Opinión Nacional

Para no hablar más de fraude electoral

HM Enzensberger atribuye al enviado norteamericano en República Dominicana haber despachado esta comunicación al Departamento de

Estado en Washington el 18 de mayo de 1930: «Tengo el honor de ratificarme en mi informe según el cual transcurrió sin disturbios en día de las elecciones. No obstante, reina aquí una cierta inquietud…

La Confederación me comunica que, según recuentos preliminares, fueron depositados 223.851 votos a favor del General Rafael Leonidas Trujillo. Ya que la citada cifra sobrepasa en mucho al número total de electores inscritos, huelga todo ulterior comentario respecto a la honradez de estas elecciones.»

Andrés Oppenheimer reseña haberle preguntado a un taxista en La Habana, aquel ahora lejano año de 1989, que si todos los candidatos eran del partido comunista ¿para qué son las elecciones? Y éste le habría contestado: «¡Esa misma vaina digo yo!»

En Irán las elecciones se resuelven entre el candidato de los clérigos y un clérigo metido a candidato. Para elegir a la Asamblea Nacional hay un índex que excluye como candidatos admisibles incluso a musulmanes si no son fundamentalistas.

Algunos teóricos políticos han advertido el paso de las elecciones competitivas propias de las democracias liberales occidentales, hacia elecciones controladas características de los regímenes despóticos.

Nosotros podemos añadir que pasamos de un régimen de elección a otro de ratificación o convalidación del poder ya establecido.

El defecto es que se siga llamando «elección» a un proceso en que efectivamente no se elige nada ni a nadie, porque ya todo fue decidido en un cenáculo de 10 o 12 iluminados y de lo que se trata es de

demostrar que éstos tienen cierta capacidad de movilización de masas de la que pueda deducirse un consenso mayoritario dentro de la población.

De manera que elecciones amañadas o sistemas de aclamación no son nuevos ni causan sorpresa; quizás el mayor problema sea recuperar el sentido de las elecciones una vez que éste se ha perdido.

¿Por qué las tiranías personalistas, comunistas o teocráticas, siguen haciendo elecciones, aunque el mismo concepto les resulte impropio? Porque desde la superación del derecho divino de los reyes, el poder tiene que buscar alguna base de sustentación y parece haberla encontrado en el mito de la voluntad popular.

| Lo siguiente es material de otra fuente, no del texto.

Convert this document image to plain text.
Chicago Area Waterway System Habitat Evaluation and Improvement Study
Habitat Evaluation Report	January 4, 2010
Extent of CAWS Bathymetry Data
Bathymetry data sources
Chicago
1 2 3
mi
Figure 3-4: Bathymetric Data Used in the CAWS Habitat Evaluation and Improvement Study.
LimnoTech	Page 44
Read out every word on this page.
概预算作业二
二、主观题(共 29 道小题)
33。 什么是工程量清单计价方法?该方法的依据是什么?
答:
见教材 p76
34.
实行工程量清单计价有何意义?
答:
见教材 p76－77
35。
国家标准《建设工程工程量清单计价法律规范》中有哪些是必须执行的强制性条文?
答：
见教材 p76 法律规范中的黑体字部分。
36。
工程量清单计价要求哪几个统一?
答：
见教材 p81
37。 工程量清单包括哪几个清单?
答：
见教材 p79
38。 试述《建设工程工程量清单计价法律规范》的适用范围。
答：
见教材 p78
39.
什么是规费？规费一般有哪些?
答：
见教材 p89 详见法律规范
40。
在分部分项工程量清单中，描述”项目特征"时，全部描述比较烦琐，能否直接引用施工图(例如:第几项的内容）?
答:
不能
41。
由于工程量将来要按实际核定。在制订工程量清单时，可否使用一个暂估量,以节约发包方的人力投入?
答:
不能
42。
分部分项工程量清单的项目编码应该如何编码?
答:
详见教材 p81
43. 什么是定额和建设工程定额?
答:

Todo caudillo o toda revolución lo son porque el pueblo así lo querría. En estos regímenes se vota no para elegir entre personas o diversos cursos de acción, sino para ratificar o convalidar a una persona ya ungida o un curso de acción ya determinado.

La palabra «elección» se hace superflua, sólo sobrevive la envoltura, el acto formal de votación, pero sin efectividad política propia, solo es la convalidación de lo ya decidido por otro u otros, en alguna otra parte, que nunca se conoce con exactitud.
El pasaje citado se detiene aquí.